TIPOLISO, a Firelight community-based grantee-partner, currently works with five ECD centers in Malawi.  Firelight supports TIPOLISO with the grant funding and capacity building to allow them to train caregivers, provide children age-appropriate learning materials, build permanent ECD structures, and partner with local government.  With Firelight’s support, TIPOLISO engaged in a participatory research project to better understand how to improve early childhood education for vulnerable children in their community.

From this study, TIPOLISO found that some of the central factors that contribute to school dropout are poverty, lack of ability to pay school fees or purchase scholastic materials, limited family support, and child marriage.  TIPOLISO realized that families needed and wanted an intervention to allow them to better provide for the basic needs of their children.  Community members believed a goat pass-on program was the right, long-term solution to serve their children’s needs.

Firelight supported TIPOLISO with the grant to launch their goat pass-on program, which would be targeted at the most vulnerable children in the community.  TIPOLISO—already a trusted voice in the community—held numerous community mobilization meetings to identify beneficiaries, as two families were to be chosen from each of the five ECD centers.  One of these meetings was attended by Spiwe’s grandmother.  Community members agreed that Spiwe’s family was the right choice for the program, and Spiwe could continue her education uninterrupted.

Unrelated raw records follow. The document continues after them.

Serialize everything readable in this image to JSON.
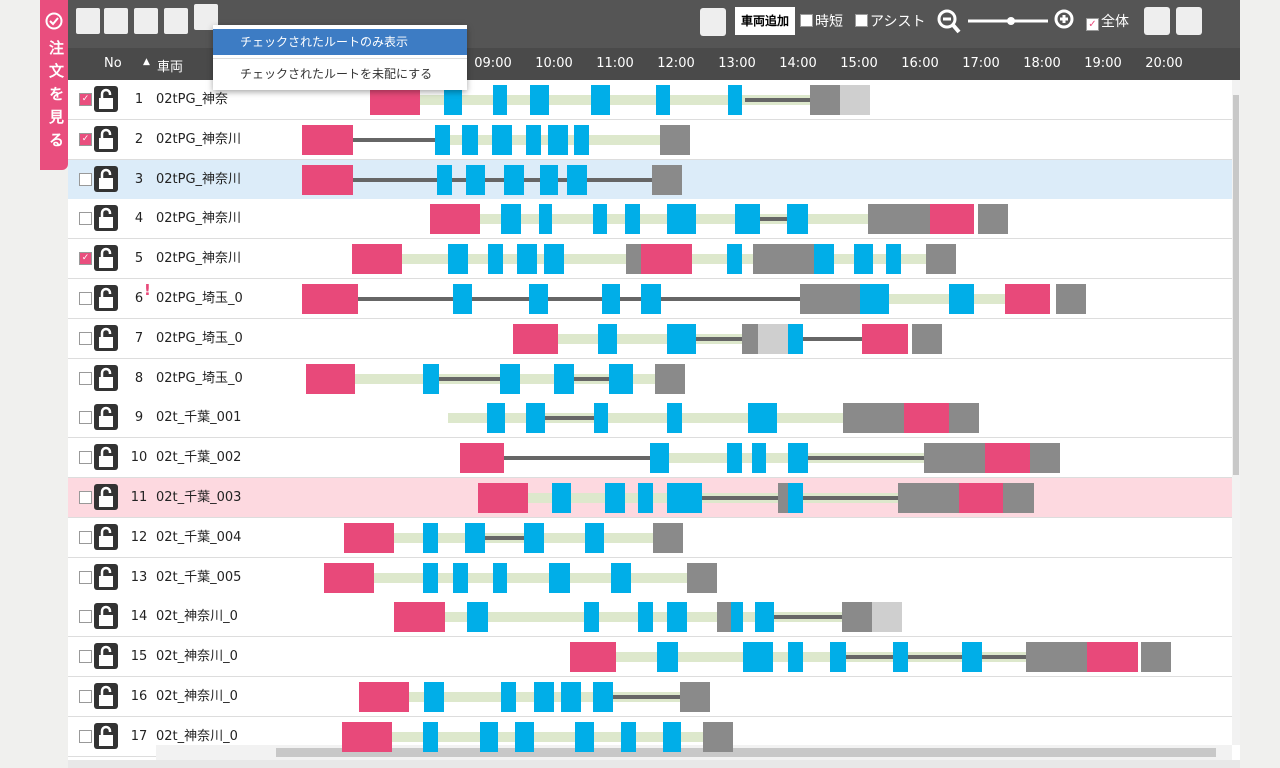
{
  "side_tab": {
    "label": "注文を見る"
  },
  "toolbar": {
    "add_vehicle": "車両追加",
    "options": [
      {
        "label": "時短",
        "checked": false
      },
      {
        "label": "アシスト",
        "checked": false
      },
      {
        "label": "全体",
        "checked": true
      }
    ]
  },
  "menu": {
    "items": [
      "チェックされたルートのみ表示",
      "チェックされたルートを未配にする"
    ]
  },
  "table": {
    "headers": {
      "no": "No",
      "sort": "▲",
      "vehicle": "車両"
    },
    "times": [
      "09:00",
      "10:00",
      "11:00",
      "12:00",
      "13:00",
      "14:00",
      "15:00",
      "16:00",
      "17:00",
      "18:00",
      "19:00",
      "20:00"
    ],
    "rows": [
      {
        "no": 1,
        "vehicle": "02tPG_神奈",
        "checked": true
      },
      {
        "no": 2,
        "vehicle": "02tPG_神奈川",
        "checked": true
      },
      {
        "no": 3,
        "vehicle": "02tPG_神奈川",
        "checked": false
      },
      {
        "no": 4,
        "vehicle": "02tPG_神奈川",
        "checked": false
      },
      {
        "no": 5,
        "vehicle": "02tPG_神奈川",
        "checked": true
      },
      {
        "no": 6,
        "vehicle": "02tPG_埼玉_0",
        "checked": false,
        "alert": "!"
      },
      {
        "no": 7,
        "vehicle": "02tPG_埼玉_0",
        "checked": false
      },
      {
        "no": 8,
        "vehicle": "02tPG_埼玉_0",
        "checked": false
      },
      {
        "no": 9,
        "vehicle": "02t_千葉_001",
        "checked": false
      },
      {
        "no": 10,
        "vehicle": "02t_千葉_002",
        "checked": false
      },
      {
        "no": 11,
        "vehicle": "02t_千葉_003",
        "checked": false
      },
      {
        "no": 12,
        "vehicle": "02t_千葉_004",
        "checked": false
      },
      {
        "no": 13,
        "vehicle": "02t_千葉_005",
        "checked": false
      },
      {
        "no": 14,
        "vehicle": "02t_神奈川_0",
        "checked": false
      },
      {
        "no": 15,
        "vehicle": "02t_神奈川_0",
        "checked": false
      },
      {
        "no": 16,
        "vehicle": "02t_神奈川_0",
        "checked": false
      },
      {
        "no": 17,
        "vehicle": "02t_神奈川_0",
        "checked": false
      }
    ]
  }
}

 Spiwe’s grandmother was mentored and trained by TIPOLISO staff, and in November 2015, she was given a single female goat, which provided the family with nutritious milk both to drink and to sell.  Luckily, the goat was pregnant, and in 2016, gave birth to a female kid.  Spiwe’s grandmother enjoys taking care of the goats and feels like a weight has been lifted from her shoulders—allowing her to better care for Spiwe’s needs and allowing Spiwe to pursue her education.  As of now, the original goat has given birth to three goats, two of which will be passed along to the families of other local vulnerable children. 

Today, Spiwe is seven years old and thriving.  She recently passed her Standard 1 exams in third place (in a class of 123 students), and she is ready to begin Standard 2.  At Spiwe’s school, the top eight performers in her class come from TIPOLISO’s ECD centers.  We at Firelight are deeply proud of Spiwe’s progress and the tireless efforts of our community-based partner TIPOLISO, who fights every day for a better future for children.